Physicochemical, Microstructural, and Release Profile of Gallic Acid and Hesperetin Rich Phenolic Extract in Polysaccharide and Protein-Based Complex Coatings

The influence of simple and complex carrier agents on the physicochemical, flow, and in vitro release properties of the encapsulated phenolic-rich extract from lemon myrtle leaves was investigated in this study. Polysaccharide-based complex coating (maltodextrin: gum arabic) offers the highest encapsulation efficiency (EE) resulting in maximum retention of phenolic compounds and antioxidant properties as compared to other coatings. However, all of the coatings provided above 97% of EE and passable/poor flow properties. The lightness of encapsulated extract was increased upon the incorporation of a protein-based coating with maltodextrin. The pure and encapsulated extracts indicate amorphous nature with a little degree of crystallinity.
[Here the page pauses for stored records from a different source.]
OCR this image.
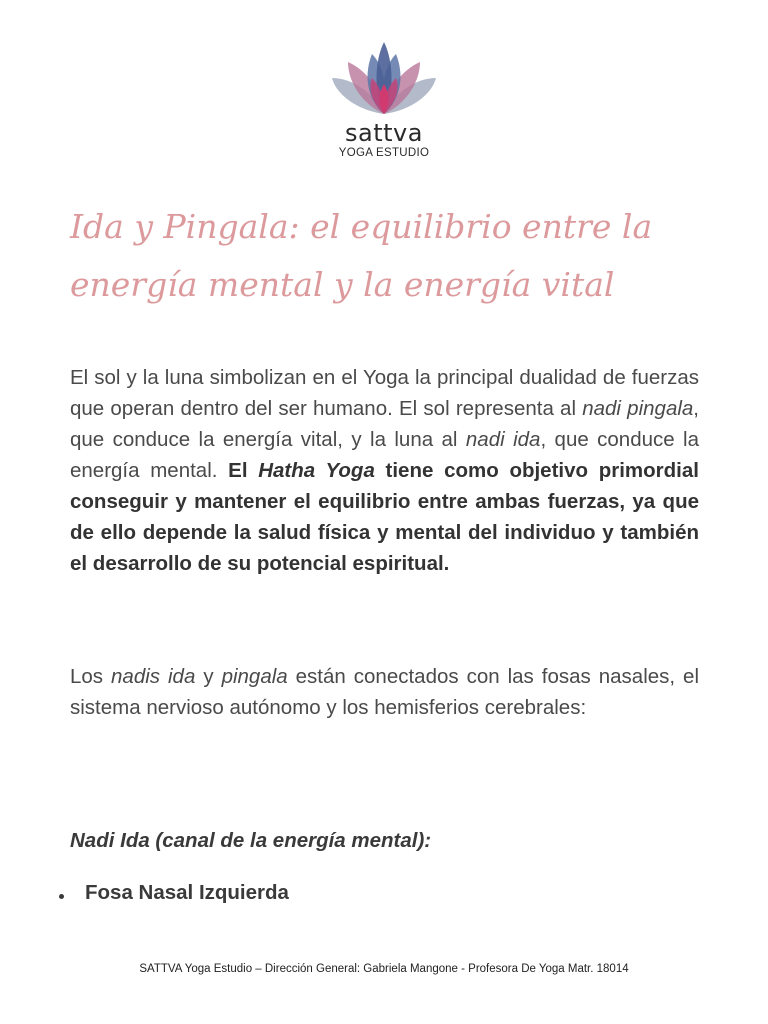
sattva
YOGA ESTUDIO
Ida y Pingala: el equilibrio entre la energía mental y la energía vital

El sol y la luna simbolizan en el Yoga la principal dualidad de fuerzas que operan dentro del ser humano. El sol representa al nadi pingala, que conduce la energía vital, y la luna al nadi ida, que conduce la energía mental. El Hatha Yoga tiene como objetivo primordial conseguir y mantener el equilibrio entre ambas fuerzas, ya que de ello depende la salud física y mental del individuo y también el desarrollo de su potencial espiritual.

Los nadis ida y pingala están conectados con las fosas nasales, el sistema nervioso autónomo y los hemisferios cerebrales:

Nadi Ida (canal de la energía mental):
Fosa Nasal Izquierda
SATTVA Yoga Estudio – Dirección General: Gabriela Mangone - Profesora De Yoga Matr. 18014
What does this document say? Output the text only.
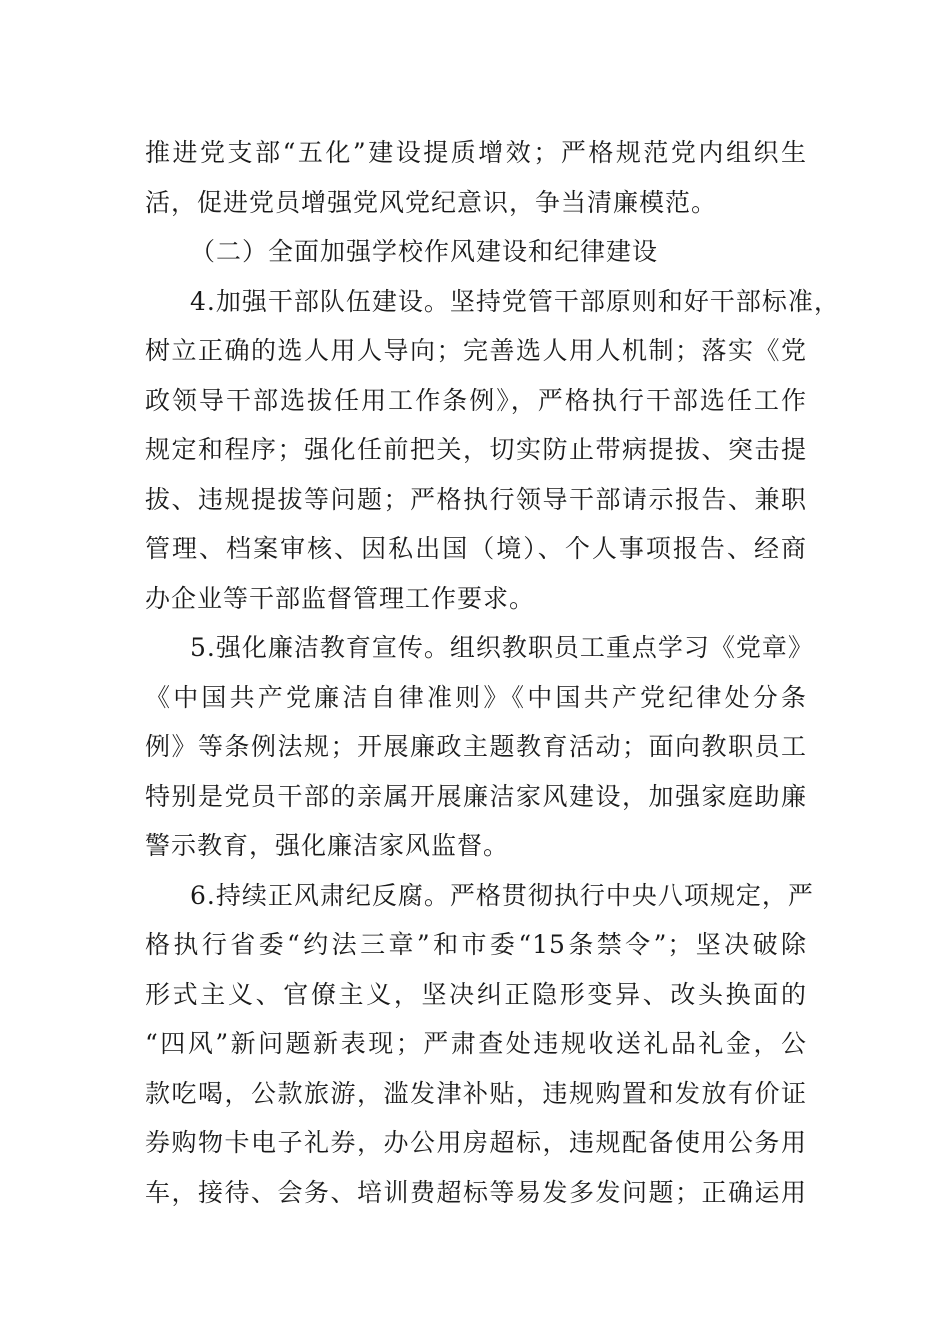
推进党支部“五化”建设提质增效；严格规范党内组织生
活，促进党员增强党风党纪意识，争当清廉模范。
（二）全面加强学校作风建设和纪律建设
4.加强干部队伍建设。坚持党管干部原则和好干部标准，
树立正确的选人用人导向；完善选人用人机制；落实《党
政领导干部选拔任用工作条例》，严格执行干部选任工作
规定和程序；强化任前把关，切实防止带病提拔、突击提
拔、违规提拔等问题；严格执行领导干部请示报告、兼职
管理、档案审核、因私出国（境）、个人事项报告、经商
办企业等干部监督管理工作要求。
5.强化廉洁教育宣传。组织教职员工重点学习《党章》
《中国共产党廉洁自律准则》《中国共产党纪律处分条
例》等条例法规；开展廉政主题教育活动；面向教职员工
特别是党员干部的亲属开展廉洁家风建设，加强家庭助廉
警示教育，强化廉洁家风监督。
6.持续正风肃纪反腐。严格贯彻执行中央八项规定，严
格执行省委“约法三章”和市委“15条禁令”；坚决破除
形式主义、官僚主义，坚决纠正隐形变异、改头换面的
“四风”新问题新表现；严肃查处违规收送礼品礼金，公
款吃喝，公款旅游，滥发津补贴，违规购置和发放有价证
券购物卡电子礼券，办公用房超标，违规配备使用公务用
车，接待、会务、培训费超标等易发多发问题；正确运用
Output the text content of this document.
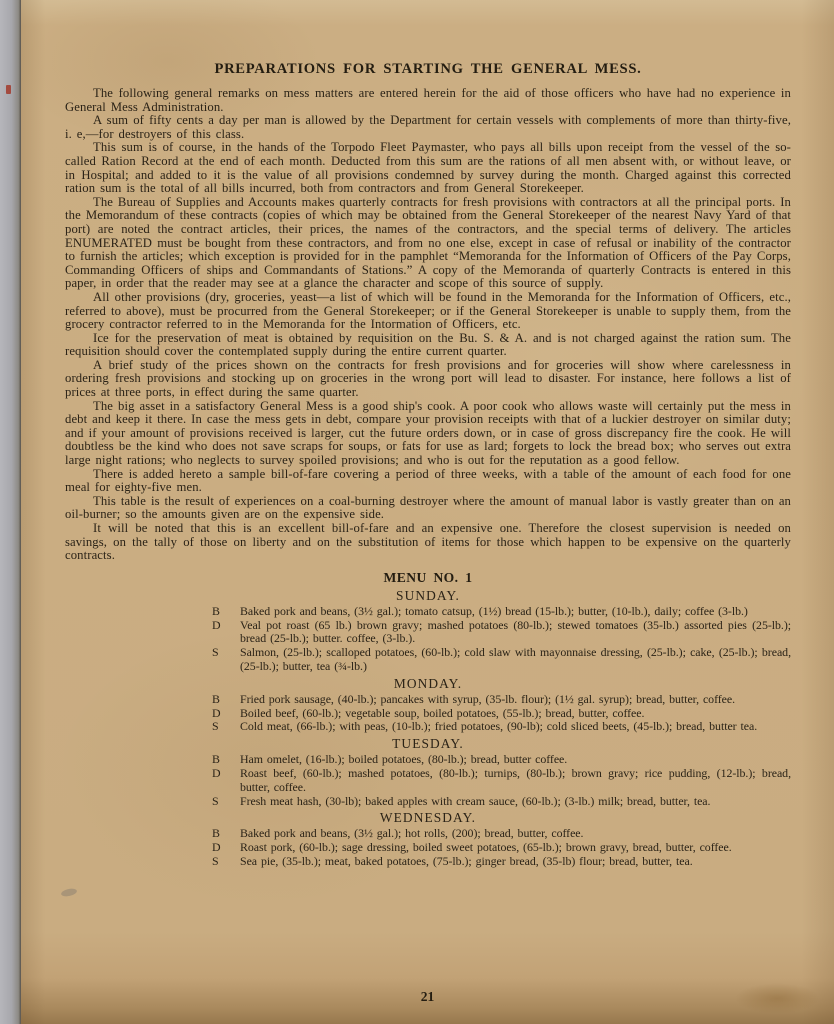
PREPARATIONS FOR STARTING THE GENERAL MESS.

The following general remarks on mess matters are entered herein for the aid of those officers who have had no experience in General Mess Administration.

A sum of fifty cents a day per man is allowed by the Department for certain vessels with complements of more than thirty-five, i. e,—for destroyers of this class.

This sum is of course, in the hands of the Torpodo Fleet Paymaster, who pays all bills upon receipt from the vessel of the so-called Ration Record at the end of each month. Deducted from this sum are the rations of all men absent with, or without leave, or in Hospital; and added to it is the value of all provisions condemned by survey during the month. Charged against this corrected ration sum is the total of all bills incurred, both from contractors and from General Storekeeper.

The Bureau of Supplies and Accounts makes quarterly contracts for fresh provisions with contractors at all the principal ports. In the Memorandum of these contracts (copies of which may be obtained from the General Storekeeper of the nearest Navy Yard of that port) are noted the contract articles, their prices, the names of the contractors, and the special terms of delivery. The articles ENUMERATED must be bought from these contractors, and from no one else, except in case of refusal or inability of the contractor to furnish the articles; which exception is provided for in the pamphlet “Memoranda for the Information of Officers of the Pay Corps, Commanding Officers of ships and Commandants of Stations.” A copy of the Memoranda of quarterly Contracts is entered in this paper, in order that the reader may see at a glance the character and scope of this source of supply.

All other provisions (dry, groceries, yeast—a list of which will be found in the Memoranda for the Information of Officers, etc., referred to above), must be procurred from the General Storekeeper; or if the General Storekeeper is unable to supply them, from the grocery contractor referred to in the Memoranda for the Intormation of Officers, etc.

Ice for the preservation of meat is obtained by requisition on the Bu. S. & A. and is not charged against the ration sum. The requisition should cover the contemplated supply during the entire current quarter.

A brief study of the prices shown on the contracts for fresh provisions and for groceries will show where carelessness in ordering fresh provisions and stocking up on groceries in the wrong port will lead to disaster. For instance, here follows a list of prices at three ports, in effect during the same quarter.

The big asset in a satisfactory General Mess is a good ship's cook. A poor cook who allows waste will certainly put the mess in debt and keep it there. In case the mess gets in debt, compare your provision receipts with that of a luckier destroyer on similar duty; and if your amount of provisions received is larger, cut the future orders down, or in case of gross discrepancy fire the cook. He will doubtless be the kind who does not save scraps for soups, or fats for use as lard; forgets to lock the bread box; who serves out extra large night rations; who neglects to survey spoiled provisions; and who is out for the reputation as a good fellow.

There is added hereto a sample bill-of-fare covering a period of three weeks, with a table of the amount of each food for one meal for eighty-five men.

This table is the result of experiences on a coal-burning destroyer where the amount of manual labor is vastly greater than on an oil-burner; so the amounts given are on the expensive side.

It will be noted that this is an excellent bill-of-fare and an expensive one. Therefore the closest supervision is needed on savings, on the tally of those on liberty and on the substitution of items for those which happen to be expensive on the quarterly contracts.

MENU NO. 1
SUNDAY.
B	Baked pork and beans, (3½ gal.); tomato catsup, (1½) bread (15-lb.); butter, (10-lb.), daily; coffee (3-lb.)
D	Veal pot roast (65 lb.) brown gravy; mashed potatoes (80-lb.); stewed tomatoes (35-lb.) assorted pies (25-lb.); bread (25-lb.); butter. coffee, (3-lb.).
S	Salmon, (25-lb.); scalloped potatoes, (60-lb.); cold slaw with mayonnaise dressing, (25-lb.); cake, (25-lb.); bread, (25-lb.); butter, tea (¾-lb.)
MONDAY.
B	Fried pork sausage, (40-lb.); pancakes with syrup, (35-lb. flour); (1½ gal. syrup); bread, butter, coffee.
D	Boiled beef, (60-lb.); vegetable soup, boiled potatoes, (55-lb.); bread, butter, coffee.
S	Cold meat, (66-lb.); with peas, (10-lb.); fried potatoes, (90-lb); cold sliced beets, (45-lb.); bread, butter tea.
TUESDAY.
B	Ham omelet, (16-lb.); boiled potatoes, (80-lb.); bread, butter coffee.
D	Roast beef, (60-lb.); mashed potatoes, (80-lb.); turnips, (80-lb.); brown gravy; rice pudding, (12-lb.); bread, butter, coffee.
S	Fresh meat hash, (30-lb); baked apples with cream sauce, (60-lb.); (3-lb.) milk; bread, butter, tea.
WEDNESDAY.
B	Baked pork and beans, (3½ gal.); hot rolls, (200); bread, butter, coffee.
D	Roast pork, (60-lb.); sage dressing, boiled sweet potatoes, (65-lb.); brown gravy, bread, butter, coffee.
S	Sea pie, (35-lb.); meat, baked potatoes, (75-lb.); ginger bread, (35-lb) flour; bread, butter, tea.
21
A similar release profile was observed for most of the samples in food simulants, initially slowly release and gradually increase to maximum release at around 36 h and then slowly decrease the release rate/availability of phenolics. All of the samples release the highest quantity of phenolics in lipophilic/fatty food simulant. In vitro analysis illustrate that the percent release of phenolics from an encapsulated sample can depend on the selection of coating and release medium. Therefore, appropriate coating material selection and optimization should be performed to get the desired output from the encapsulation of phenolic-rich extract. Polysaccharide and protein-based complex coatings enriched with phenolics could be applicable for the development of functional food products and nutraceuticals.